Avasthanam in this context can have many shades of meaning, all appropriate to the sutra. Many translations read something like: Then the Seer rests (or abides) in its true nature. This seems to suggest that our essential Self is fatigued or subject to change. This is not the case. What this word is indicating is that as a seeker progresses on the spiritual path, glimpses of a Self that transcends all former notions of self-identity begin to emerge. In the beginning they come and go. With continued practice, they increase in depth, breadth, and length until a direct, ever-stable experience of the Self that is always present, always infinite, beyond space and time is realized. In other words, the experience of the Self becomes stable—it rests.
This leads us to a subtler understanding of what is meant by the Seer standing apart. Our conceptions of the Seer, Self, Cosmic Consciousness, or God is part reason, part faith, part experience, but largely projection.
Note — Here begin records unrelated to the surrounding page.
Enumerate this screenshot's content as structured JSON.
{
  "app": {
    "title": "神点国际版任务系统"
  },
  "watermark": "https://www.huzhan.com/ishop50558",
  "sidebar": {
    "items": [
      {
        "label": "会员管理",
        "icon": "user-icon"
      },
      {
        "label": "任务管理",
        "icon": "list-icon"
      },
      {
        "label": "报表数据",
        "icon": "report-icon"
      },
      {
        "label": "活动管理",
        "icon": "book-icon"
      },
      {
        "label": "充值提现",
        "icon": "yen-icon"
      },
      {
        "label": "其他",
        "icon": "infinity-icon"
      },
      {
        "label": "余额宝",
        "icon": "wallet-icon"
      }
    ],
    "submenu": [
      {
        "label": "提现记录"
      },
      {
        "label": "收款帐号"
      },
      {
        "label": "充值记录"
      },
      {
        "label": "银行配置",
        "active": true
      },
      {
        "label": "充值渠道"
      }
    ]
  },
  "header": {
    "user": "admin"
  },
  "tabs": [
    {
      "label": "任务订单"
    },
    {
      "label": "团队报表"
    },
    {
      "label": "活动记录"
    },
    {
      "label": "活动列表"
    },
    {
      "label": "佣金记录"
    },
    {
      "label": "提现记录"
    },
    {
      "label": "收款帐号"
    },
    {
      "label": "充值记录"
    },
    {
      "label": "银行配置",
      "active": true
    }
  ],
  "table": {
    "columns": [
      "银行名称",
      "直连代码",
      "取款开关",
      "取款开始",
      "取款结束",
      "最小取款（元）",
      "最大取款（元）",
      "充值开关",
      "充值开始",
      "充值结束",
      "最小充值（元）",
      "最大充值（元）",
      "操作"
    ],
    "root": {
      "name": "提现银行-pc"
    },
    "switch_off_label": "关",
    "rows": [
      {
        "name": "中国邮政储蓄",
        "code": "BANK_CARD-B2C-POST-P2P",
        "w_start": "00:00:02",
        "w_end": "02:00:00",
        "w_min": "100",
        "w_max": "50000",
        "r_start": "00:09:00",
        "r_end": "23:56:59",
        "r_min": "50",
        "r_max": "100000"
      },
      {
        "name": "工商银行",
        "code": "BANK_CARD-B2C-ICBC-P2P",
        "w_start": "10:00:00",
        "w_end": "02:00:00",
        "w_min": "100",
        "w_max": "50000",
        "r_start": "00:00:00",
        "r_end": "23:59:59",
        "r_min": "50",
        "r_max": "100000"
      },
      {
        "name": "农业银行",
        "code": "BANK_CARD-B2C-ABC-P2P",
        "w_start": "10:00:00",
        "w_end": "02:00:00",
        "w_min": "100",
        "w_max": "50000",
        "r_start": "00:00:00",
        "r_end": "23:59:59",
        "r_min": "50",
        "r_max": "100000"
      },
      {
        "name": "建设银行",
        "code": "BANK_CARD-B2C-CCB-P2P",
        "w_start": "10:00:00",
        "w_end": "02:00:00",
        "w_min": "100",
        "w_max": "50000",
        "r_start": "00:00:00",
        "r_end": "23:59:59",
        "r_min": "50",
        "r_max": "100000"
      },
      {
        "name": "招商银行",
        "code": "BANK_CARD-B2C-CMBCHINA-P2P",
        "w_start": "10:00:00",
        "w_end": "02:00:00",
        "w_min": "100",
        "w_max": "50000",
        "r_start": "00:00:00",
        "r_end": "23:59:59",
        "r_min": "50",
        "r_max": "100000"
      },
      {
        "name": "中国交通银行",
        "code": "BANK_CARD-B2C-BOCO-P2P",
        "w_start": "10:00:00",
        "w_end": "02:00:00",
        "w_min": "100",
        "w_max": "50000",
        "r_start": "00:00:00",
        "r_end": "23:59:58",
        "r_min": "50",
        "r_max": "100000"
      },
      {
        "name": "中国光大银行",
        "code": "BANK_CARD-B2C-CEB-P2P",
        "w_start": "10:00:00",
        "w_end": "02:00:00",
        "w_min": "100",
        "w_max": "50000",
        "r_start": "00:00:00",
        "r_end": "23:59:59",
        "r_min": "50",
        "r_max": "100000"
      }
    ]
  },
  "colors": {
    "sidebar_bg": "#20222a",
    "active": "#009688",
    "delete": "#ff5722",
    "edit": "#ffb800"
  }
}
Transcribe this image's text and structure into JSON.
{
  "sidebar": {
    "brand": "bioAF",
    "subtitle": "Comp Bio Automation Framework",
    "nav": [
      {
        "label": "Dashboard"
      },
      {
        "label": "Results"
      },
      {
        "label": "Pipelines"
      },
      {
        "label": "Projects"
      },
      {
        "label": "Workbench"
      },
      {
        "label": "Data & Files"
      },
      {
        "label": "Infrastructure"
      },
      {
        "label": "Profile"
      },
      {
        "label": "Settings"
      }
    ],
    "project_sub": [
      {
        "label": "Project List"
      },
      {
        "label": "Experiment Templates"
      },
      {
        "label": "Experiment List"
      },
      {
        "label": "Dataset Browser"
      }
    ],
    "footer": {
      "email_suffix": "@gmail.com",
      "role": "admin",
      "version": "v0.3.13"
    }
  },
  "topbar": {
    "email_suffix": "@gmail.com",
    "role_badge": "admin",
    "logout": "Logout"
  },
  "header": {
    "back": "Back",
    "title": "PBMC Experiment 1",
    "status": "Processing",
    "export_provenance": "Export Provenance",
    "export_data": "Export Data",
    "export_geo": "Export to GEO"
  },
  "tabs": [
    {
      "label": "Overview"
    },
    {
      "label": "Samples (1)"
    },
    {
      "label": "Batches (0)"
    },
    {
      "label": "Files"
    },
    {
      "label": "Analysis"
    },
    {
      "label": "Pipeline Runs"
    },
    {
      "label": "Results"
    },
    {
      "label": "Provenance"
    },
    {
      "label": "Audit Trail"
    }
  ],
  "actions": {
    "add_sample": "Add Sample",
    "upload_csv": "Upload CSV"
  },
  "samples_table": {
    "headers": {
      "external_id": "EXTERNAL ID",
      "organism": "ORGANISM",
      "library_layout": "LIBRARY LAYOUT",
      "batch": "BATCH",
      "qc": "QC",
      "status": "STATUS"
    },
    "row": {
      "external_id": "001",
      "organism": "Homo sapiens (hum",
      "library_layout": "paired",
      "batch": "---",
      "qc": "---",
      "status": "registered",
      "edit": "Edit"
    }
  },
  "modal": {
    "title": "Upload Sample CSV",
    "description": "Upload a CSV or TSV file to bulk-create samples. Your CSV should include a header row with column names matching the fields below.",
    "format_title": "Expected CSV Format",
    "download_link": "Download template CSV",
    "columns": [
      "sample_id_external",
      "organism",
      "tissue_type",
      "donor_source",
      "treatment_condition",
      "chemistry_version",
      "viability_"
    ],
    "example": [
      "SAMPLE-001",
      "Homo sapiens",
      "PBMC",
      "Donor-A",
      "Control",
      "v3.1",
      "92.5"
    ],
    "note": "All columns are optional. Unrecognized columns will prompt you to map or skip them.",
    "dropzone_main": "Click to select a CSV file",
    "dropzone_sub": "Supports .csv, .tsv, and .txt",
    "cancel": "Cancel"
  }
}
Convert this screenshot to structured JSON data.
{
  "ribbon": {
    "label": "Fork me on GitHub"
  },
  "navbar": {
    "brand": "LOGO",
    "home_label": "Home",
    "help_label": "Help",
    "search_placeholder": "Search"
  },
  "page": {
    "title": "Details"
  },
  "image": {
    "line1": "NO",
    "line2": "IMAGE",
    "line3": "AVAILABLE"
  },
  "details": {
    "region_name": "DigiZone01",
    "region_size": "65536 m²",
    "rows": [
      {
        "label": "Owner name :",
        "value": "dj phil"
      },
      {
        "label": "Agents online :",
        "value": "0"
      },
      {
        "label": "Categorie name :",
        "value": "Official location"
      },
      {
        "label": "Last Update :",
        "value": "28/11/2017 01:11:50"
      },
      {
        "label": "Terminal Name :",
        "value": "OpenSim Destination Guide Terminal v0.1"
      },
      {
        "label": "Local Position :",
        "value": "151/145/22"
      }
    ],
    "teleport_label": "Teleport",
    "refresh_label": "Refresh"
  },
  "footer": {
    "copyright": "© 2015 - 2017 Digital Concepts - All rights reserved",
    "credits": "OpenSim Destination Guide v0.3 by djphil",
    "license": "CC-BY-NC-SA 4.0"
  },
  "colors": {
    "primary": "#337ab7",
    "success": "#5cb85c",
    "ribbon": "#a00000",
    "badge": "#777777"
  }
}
When we say that the Seer stands apart, we mean the Seer experienced as it is, free of the overlay and colorations of our biases, hopes, fears, and conceptions. We gradually learn to allow God to be God, to resist shrinking the highest reality to fit our limited ego’s vision. This understanding resonates with sutra 2.5, which discusses the major, most impactful manifestations of ignorance. Four are listed: regarding what changes as changeless, what is impure with what is pure, what brings pain as that which brings contentment, and lastly, regarding the non-Self as the Self. This last on—projecting our conceptions onto Reality—is what we are discussing here. These manifestation of ignorance are what stands between every seeker and Self-realization. They permeate every corner of our minds, every moment of our lives. To correct our perception, to transform our minds so that the Self/Seer can be realized takes on holistic approach, the kind of approach typified by Yoga. That is why Yoga is not just about the formal practices, but how we live our lives.
Avasthanam also resonates with a fundamental theme found in the Sutras: to identify or discern the difference between the mind (especially, a clear, tranquil mind) and prakriti. That is why one good translation of avasthanam is: to stand away from, or stand apart from. This definition suggests the freedom that arises from experiencing the Seer as different from, or liberated from, the seen (Patanjali calls this state kaivalya, independence or isolation.). The Seer doesn’t fully express in an individual until the confusion between the pure, eternal consciousness that is the Seer and the seen as body/mind is removed. Removing this confusion is the end goal of all Yoga practice and theory.